Cumhurbaşkanı Erdoğan: “Sirk cambazlarına aldanmayın”
Erdoğan'ın konuşmasından bazı satır başları şöyle:
"AK Parti Genel Merkezimize ilave olarak inşa ettiğimiz bu eser ülkemize milletimize ve şehirlerimize yapacağımız hizmetlerin çıtasını yükseltme irademizin bir sembolüdür.
Daha önemlisi ülkemizin önemli bir seçim öncesinde burada bir araya gelişimiz sıradan bir parti programı olmanın ötesinde bir programa sahiptir.
Biz sadece AK Parti'ye 18. seçimini kazandırmak, Cumhur İttifakı'nı bir kez daha zafere ulaştırmak için çalışmıyoruz. Bununla birlikte Cumhuriyetimizin ilk asrını acısıyla tatlısıyla yarıda bırakan Türkiye'nin ikinci asrını oluşturuyoruz.
Davamıza gönül vermiş tüm gönül kardeşlerimizle bu şuur içinde çalışmalarımızı yürütmeli, bu kararlılıkla hedeflerimize yürümeliyiz. İktidarlarımız döneminde gerçekleştirdiğimiz demokrasi ve kalkınma atılımları bundan sonraki vizyonlarımız altyapısıdır.

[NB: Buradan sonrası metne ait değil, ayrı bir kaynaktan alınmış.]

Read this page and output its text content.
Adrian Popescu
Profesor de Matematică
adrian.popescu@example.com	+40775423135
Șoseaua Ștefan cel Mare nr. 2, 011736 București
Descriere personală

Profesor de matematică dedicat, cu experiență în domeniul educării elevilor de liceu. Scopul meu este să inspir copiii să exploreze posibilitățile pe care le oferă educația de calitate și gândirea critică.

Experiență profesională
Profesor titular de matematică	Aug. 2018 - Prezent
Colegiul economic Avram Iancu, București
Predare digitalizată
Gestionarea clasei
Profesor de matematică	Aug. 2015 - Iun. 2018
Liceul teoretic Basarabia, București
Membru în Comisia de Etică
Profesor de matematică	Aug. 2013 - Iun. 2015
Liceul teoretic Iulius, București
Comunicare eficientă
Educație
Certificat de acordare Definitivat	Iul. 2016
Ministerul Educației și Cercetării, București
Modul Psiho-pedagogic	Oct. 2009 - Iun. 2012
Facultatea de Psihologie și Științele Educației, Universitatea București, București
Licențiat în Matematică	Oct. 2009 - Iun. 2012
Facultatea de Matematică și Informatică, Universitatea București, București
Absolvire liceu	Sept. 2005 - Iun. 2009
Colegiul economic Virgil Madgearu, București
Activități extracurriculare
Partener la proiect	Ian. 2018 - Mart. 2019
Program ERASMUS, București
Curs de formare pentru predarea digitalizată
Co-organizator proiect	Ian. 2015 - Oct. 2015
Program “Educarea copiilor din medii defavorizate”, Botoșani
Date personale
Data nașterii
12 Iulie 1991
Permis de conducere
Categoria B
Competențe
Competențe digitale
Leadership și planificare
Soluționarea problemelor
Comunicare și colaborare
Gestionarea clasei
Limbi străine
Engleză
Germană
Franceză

Asıl işimiz yeni başlıyor. Türkiye Yüzyılı yeni başlıyor.
Tek parti faşizmin, darbelerin, cuntaların, zulümlerin, koalisyonların, krizlerin istikrarsızlıkların Türkiye'sini bir daha geri gelmemek şekilde tarihin tozlu raflarına kaldırıyoruz.
Artık devir Türkiye Yüzyılı devridir. Hamdolsun Türkiye Yüzyılı'nın ayak sesleri gümbür gümbür geliyor. Hala eski Türkiye özlemi içinde olanların yüreğine her seçimde bir 'acaba' hevesi dolduğunu biliyoruz. Seçim sonrası hakikatler yüzlerine tokat gibi inince kös kös yerlerine dönüyor.
Sanmayın ki belediye yönetimlerini şehirlere hizmet etmek, insanımızın hayatını kolaylaştırmak için istiyorlar. Böyle bir düşünceleri kesinlikle yok. Dertleri belediyeler üzerinden elde edecekleri rantı kirli ittifak ortaklarıyla birlikte yağmalamaktır.
Dünya değişti, Türkiye değişti. Şehirlerimizin çehresi değişti. Ama ülkemizdeki muhalefet anlayışı hiç değişmedi.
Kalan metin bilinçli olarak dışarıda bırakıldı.